Dr. Oz Empowers You to Transform Toxic Relationships: End Bullying and Emotional Eating
You're on a diet, and you're determined to follow your food plan at the family get together. And then, without asking, your Cousin Clara puts an enormous plate of four-layer, thickly frosted chocolate cake in your face. "I made it just for you," she says sweetly. You try to explain that you're on a diet, and she says pitifully, "Don't you love me?" Feeling helpless and frustrated, you stuff down the cake and your feelings. Sound familiar? Dr. Mehmet Oz describes such situations as food sabotage, and he devoted his July 2 talk show to explaining just how you can take control of the toxic relationships in your life. From bullying to enabling, learn how to get empowered with the help of Dr. Oz and his guest expert, Dr. Brenda Wade.
A psychologist, Dr. Wade warns that toxic relationships and the accompanying communications can damage your health. Toxic relationships can result in feelings such as depression, humiliation, anger, emptiness, an upset stomach, headache and false hunger (false because you react to a toxic relationship with emotional eating, literally stuffing down your feelings with food). What do toxic communications sound like? They may include phrases such as:
- "You're not going to eat that, are you? I thought you were on a diet."
- "One bite won't make a difference. Have some more."
- "It's all your fault."
- "You made me do it."
How Toxic Relationships Develop
We learn much of our communication skills and our relationship expectations when we are children. If you grew up in home where food was used to signify love, or where you were consoled when you were sad with the offer of a cookie, you can become accustomed to using food for all the wrong reasons. As an overweight adult, visiting relatives, you may experience food sabotage when you're trying to diet, because in your family, food is regarded as love. As a result, you'll be greeted with encouragement to eat fattening foods, even if you try to explain that you're on a diet.
In contrast, says Dr. Wade, you may never have learned how to really listen to others and communicate how you feel. If your partner or friend also has failed to learn to listen, you can fall into the trap of constantly upsetting each other, resulting in a repeated pattern of stress. In such situations, you may find yourself criticizing someone else, or being criticized by them, and suffer from lack of self-esteem as a result.
How to Detoxify Your Relationships
Dr. Wade has developed seven ways to detoxify your relationships:
- Respect: A healthy relationship begins with respect for one another.
- Extend: Enhance your ability to listen to others and express yourself.
- Solid: Make a relationship more solid by focusing on the foundation built, thinking about good times in the past and the positive qualities both you and your partner, friend or family member have. Dr. Wade points out that when you focus on something, it expands and strengthens.
- Peace : Let go and learn to forgive. Have you ever held a grudge, or been in a relationship with someone who repeatedly brings up the same issue? After an issue has been solved, learn to let it go.
- Expect: Set positive goals, with positive expectations. Imagine yourself seeing your goal achieved. Perhaps that's something as simple as saying "No, thank you" to that insistent relative's offer of cake, or something as complex as standing up for yourself if someone tries to bully you into doing something that you think is wrong.
- Communicate: Focus on expressing feelings rather than blaming someone. Use phrases such as "I feel" rather than "You shouldn't have." Ask for what you need without manipulation, clearly requesting what you want.
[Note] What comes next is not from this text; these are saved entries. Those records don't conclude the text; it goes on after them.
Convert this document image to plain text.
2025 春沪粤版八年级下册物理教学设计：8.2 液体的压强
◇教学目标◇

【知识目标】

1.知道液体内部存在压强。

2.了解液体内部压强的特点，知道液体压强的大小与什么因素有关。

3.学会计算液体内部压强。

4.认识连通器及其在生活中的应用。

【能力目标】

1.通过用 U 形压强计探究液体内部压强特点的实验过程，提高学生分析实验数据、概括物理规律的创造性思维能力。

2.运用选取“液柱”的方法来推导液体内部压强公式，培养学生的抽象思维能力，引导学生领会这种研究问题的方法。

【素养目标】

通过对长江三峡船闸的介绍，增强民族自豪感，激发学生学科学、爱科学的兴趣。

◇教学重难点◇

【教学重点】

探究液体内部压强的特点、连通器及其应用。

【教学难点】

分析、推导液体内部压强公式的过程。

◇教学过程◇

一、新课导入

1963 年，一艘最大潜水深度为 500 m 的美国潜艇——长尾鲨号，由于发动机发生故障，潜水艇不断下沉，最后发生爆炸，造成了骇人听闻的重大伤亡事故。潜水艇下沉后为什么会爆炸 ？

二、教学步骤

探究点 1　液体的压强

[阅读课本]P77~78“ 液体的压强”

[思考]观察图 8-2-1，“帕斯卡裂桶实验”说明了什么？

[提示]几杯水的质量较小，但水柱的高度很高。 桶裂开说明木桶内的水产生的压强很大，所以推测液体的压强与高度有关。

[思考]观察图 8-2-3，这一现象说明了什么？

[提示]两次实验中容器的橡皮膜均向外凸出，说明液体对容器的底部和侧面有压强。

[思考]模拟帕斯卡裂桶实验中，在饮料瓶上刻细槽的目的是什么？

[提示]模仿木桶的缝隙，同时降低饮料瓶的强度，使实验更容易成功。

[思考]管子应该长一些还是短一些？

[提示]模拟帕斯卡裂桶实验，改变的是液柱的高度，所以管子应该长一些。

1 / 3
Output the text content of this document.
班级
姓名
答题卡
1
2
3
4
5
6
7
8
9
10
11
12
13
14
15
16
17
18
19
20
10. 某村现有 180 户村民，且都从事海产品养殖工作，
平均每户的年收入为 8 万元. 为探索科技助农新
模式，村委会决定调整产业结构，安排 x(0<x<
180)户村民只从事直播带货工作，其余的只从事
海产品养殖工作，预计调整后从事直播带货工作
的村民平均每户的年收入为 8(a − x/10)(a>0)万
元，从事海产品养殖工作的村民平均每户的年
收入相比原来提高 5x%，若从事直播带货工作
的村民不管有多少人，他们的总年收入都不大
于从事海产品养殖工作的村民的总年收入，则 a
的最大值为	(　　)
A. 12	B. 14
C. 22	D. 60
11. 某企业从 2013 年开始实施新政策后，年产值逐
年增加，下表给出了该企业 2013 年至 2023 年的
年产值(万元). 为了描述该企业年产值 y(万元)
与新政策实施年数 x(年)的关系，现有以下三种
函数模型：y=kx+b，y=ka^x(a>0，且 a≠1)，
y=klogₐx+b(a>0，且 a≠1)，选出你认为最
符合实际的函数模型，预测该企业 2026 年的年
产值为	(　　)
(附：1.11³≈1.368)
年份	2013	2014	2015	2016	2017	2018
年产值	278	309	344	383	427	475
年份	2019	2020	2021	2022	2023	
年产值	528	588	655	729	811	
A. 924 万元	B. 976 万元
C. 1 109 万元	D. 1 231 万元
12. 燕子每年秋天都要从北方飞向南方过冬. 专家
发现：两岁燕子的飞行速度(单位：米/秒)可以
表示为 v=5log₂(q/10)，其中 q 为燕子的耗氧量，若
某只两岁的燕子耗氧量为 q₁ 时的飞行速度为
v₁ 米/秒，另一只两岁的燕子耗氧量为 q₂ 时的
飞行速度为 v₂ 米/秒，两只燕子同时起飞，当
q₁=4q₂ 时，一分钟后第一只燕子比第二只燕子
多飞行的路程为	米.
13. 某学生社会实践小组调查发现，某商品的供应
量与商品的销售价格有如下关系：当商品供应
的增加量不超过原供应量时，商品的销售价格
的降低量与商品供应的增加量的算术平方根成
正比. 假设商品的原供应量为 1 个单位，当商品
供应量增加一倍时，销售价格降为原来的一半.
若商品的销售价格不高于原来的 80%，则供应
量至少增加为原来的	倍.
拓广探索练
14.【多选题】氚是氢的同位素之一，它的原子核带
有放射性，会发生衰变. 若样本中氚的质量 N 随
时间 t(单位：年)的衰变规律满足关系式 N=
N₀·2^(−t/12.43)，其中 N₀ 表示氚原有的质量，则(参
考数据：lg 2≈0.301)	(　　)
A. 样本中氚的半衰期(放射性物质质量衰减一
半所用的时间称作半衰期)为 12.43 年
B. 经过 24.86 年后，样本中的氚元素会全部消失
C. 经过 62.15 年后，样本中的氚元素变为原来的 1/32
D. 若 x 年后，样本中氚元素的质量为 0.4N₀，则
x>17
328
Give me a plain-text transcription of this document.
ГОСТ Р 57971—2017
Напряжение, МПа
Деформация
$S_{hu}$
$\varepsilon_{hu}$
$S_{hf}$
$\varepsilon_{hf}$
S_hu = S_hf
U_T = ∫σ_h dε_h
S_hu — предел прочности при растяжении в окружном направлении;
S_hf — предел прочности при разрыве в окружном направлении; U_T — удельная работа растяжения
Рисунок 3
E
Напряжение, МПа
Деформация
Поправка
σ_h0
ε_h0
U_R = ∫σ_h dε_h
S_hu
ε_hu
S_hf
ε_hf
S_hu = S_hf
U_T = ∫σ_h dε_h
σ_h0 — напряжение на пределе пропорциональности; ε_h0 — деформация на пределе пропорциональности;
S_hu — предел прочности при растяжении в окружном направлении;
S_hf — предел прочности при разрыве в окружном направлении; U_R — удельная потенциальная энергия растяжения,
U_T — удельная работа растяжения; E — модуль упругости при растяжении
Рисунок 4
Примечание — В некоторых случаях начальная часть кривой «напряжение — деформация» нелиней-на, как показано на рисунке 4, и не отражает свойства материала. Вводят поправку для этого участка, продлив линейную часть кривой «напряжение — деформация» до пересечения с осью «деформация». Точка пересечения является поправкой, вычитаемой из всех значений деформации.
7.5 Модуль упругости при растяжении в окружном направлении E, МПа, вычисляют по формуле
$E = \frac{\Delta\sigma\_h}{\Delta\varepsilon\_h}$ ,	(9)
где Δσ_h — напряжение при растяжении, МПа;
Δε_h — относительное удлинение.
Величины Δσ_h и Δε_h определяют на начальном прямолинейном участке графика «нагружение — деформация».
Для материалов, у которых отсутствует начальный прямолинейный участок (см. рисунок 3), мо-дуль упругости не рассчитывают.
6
Learn to listen carefully.
- Tops: Top off your improved relationships by seeking ways to be more supportive, kind and accepting.
On her Web site, Dr. Wade often posts encouragement on how to enhance your relationships and empower yourself to detoxify your life. Recently, she explored what it means to have self-compassion. For everyone who struggles with self-esteem, her advice may be surprising and can help to improve your relationship with yourself as well as others. " STOP worrying about self-esteem," says Dr. Wade. In her view, self-compassion is more powerful than self-esteem.
What is self-compassion? Dr. Wade defines it as "the opposite of self-criticism. Self-compassion means treating yourself the way you would treat a good friend, or even a perfect stranger– with kindness, and without judgment." In contrast to self-esteem, self-compassion does not involve competition with others or comparing yourself with others. Dr. Wade notes that those who have self-compassion are less stressed, feel more connected to other people and are less apt to take things personally. And she offers these thoughts that can enhance the health of all your relationships: "Though it may take time and work to re-record the negative, self-critical tape in your brain with more loving, positive voice, it is definitely worth it. LOVE YOURSELF."